Open discussion: candidate / future projects, any other topics

  • Standardized Versioning Scheme*
    • Guido (Pixar): discussion on standardized versioning scheme. When a project gets onboarded should we reset the versioning scheme to pick a consistent scheme, best to do now if we are going to do it.
    • Kimbal: needs to be tied to VFX Reference Platform, which is tied to our CI infrastructure.
    • Gordon (Autodesk): how do you deal with coupling in revision updates between VFX Reference Platform and individual components. He really likes the idea of a consistent versioning scheme. Also hits the goal of providing a “platform” for new projects.
    • Ken (OpenVDB): doesn’t like the idea of resetting existing versioning numbers.
    • Daniel: what is the proliferation at this stage? How many models, for instance USD (YYYY.MM), Linux creates specific scheme (X.Y.Z).
    • Guido: what does X.Y.Z even mean? Could at least make sure to define what those numbers mean.
    • John (LF): could align with semantic versioning scheme. This is a part of dependency management, should be not contentious and there’s a chance to fix a “low hanging fruit”.
    • Daniel: start with semantic versioning.
    • Ken: OpenVDB is slightly deviating from semantic versioning, they only apply that to the data structure, so change in minor version guarantees backward compatibility for the data files but not the tools. Similar for ACES, sometimes unclear where changes fit within that versioning system.
    • John (LF): largest issue is API compatibility.
    • Ken: also care about ABI compatibility.
  • Project Test Data
    • Guido (Pixar): how to deal with test data that goes with projects / test suites. There should be a mechanism to include test data in actual libraries for testing and validation, should that be a pre-requisite for acceptance?
    • Larry: this is a requirement for CII badge.
    • John (LF): this can be part of the incubation phase. Projects can skip incubation phase if it feels it meets all requirements.
  • Brian Cipriano (Google): OpenCue project proposal is coming soon.

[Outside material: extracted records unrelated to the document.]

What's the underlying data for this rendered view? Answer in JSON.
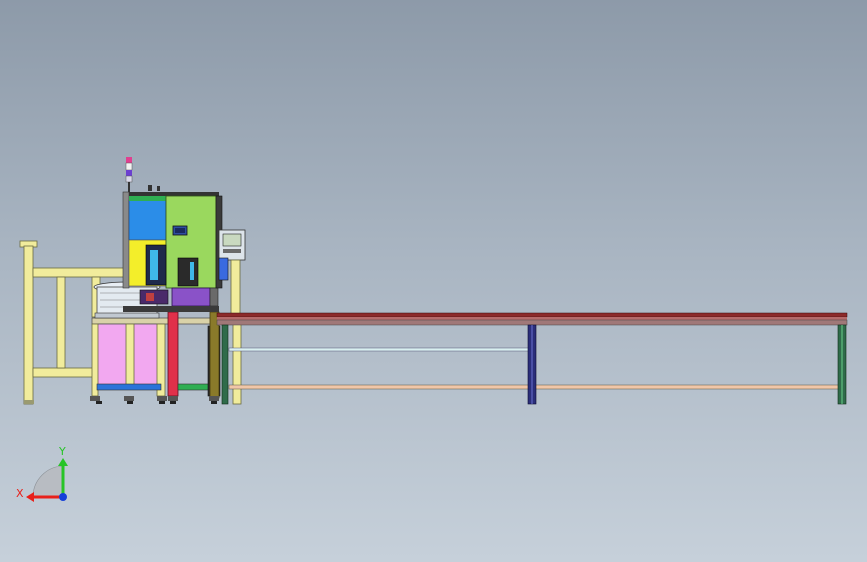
{
  "triad": {
    "x_label": "X",
    "y_label": "Y",
    "x_color": "#e8201a",
    "y_color": "#27c427",
    "z_color": "#1640d8"
  },
  "colors": {
    "frame": "#f1ec9c",
    "frame_edge": "#6a6a40",
    "conveyor_top": "#8c2a2a",
    "conveyor_rail": "#a07878",
    "leg_navy": "#2b2e7a",
    "leg_green": "#2f6b4a",
    "panel_green": "#9ad85e",
    "panel_blue": "#2b8de8",
    "cabinet_pink": "#f2a8f0",
    "column_red": "#e0304a",
    "purple_block": "#8a52c8",
    "yellow_panel": "#f3ee2a",
    "olive_post": "#8a7a2a"
  }
}
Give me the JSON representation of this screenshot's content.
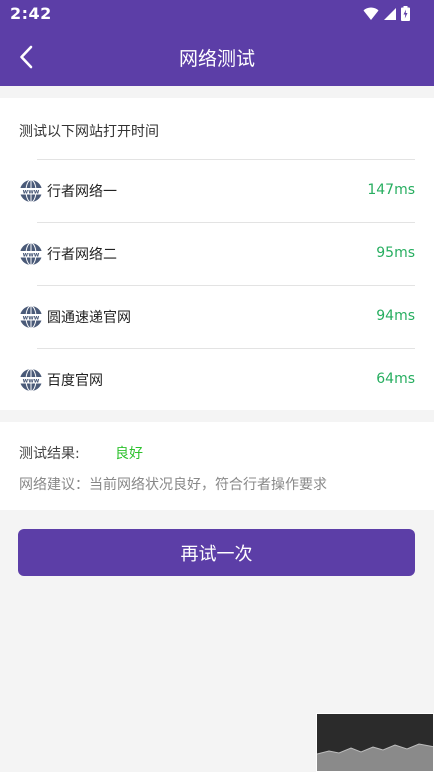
{
  "status_bar": {
    "time": "2:42"
  },
  "header": {
    "title": "网络测试",
    "back_icon": "chevron-left-icon"
  },
  "test": {
    "heading": "测试以下网站打开时间",
    "items": [
      {
        "name": "行者网络一",
        "latency": "147ms",
        "icon": "globe-www-icon"
      },
      {
        "name": "行者网络二",
        "latency": "95ms",
        "icon": "globe-www-icon"
      },
      {
        "name": "圆通速递官网",
        "latency": "94ms",
        "icon": "globe-www-icon"
      },
      {
        "name": "百度官网",
        "latency": "64ms",
        "icon": "globe-www-icon"
      }
    ]
  },
  "result": {
    "label": "测试结果:",
    "value": "良好",
    "advice": "网络建议：当前网络状况良好，符合行者操作要求"
  },
  "actions": {
    "retry_label": "再试一次"
  },
  "colors": {
    "primary": "#5c3ea7",
    "latency": "#27ae60",
    "result_good": "#2ec22e"
  }
}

  • Daniel: How do we get the work for Mac / Windows done.
    • Some initial work on Windows from LF Release Engineering team to provide a platform, but need sufficient motivation to start moving builds and tests on Windows, OpenColorIO is very motivated to do so. Should we look for expertise elsewhere?
    • Doug Walker (autodesk): need help from Linux Foundation to help get infrastructure set up, interface with LF RelEng.
    • Gordon: they have some Windows expertise, but they would like to keep it on the actual OpenColorIO project, would rather see infrastructure come from LF Infrastructure.
    • Larry: do any of the member companies have resources?
    • Matt (Epic): Windows is their primary platform, they will see if they have resources available.
    • Thanh (LF): happy to join any calls to help getting up Windows infrastructure running. Also Apple is soon to (hopefully) join the ASWF so would be able to help with Mac builds.
    • James (Intel): OSPRay uses CMake to support all platforms, they make it a point to support all platforms, could this be a model to follow?
    • Daniel: We also need feedback from Windows / Mac people in studios to ask if support is usable.
    • Liam Fernandez (Blur Studio): they are mostly Windows based, very interested in helping with Windows build infrastructure. They have also struggled with semantic versioning.
    • Guido: surprised that Windows CI infrastructure didn’t come from LF?
    • John (LF): the infrastructure they provide should be configurable by the individual foundations.
    • Thanh (LF): he’s here to help, the community is there to “lead the charge”. If there are resources LF is not providing, he can go back to see if that can be addressed.
    • Larry (Sony): foundational projects have a current set of maintainers are Linux centric, need to bring in outside people who can help.
    • Daniel: we need to take advantage of the offers of support to help with outstanding issues.


Daniel: there is a lot of positive feeling about the work that’s been done by the TAC, thank you all!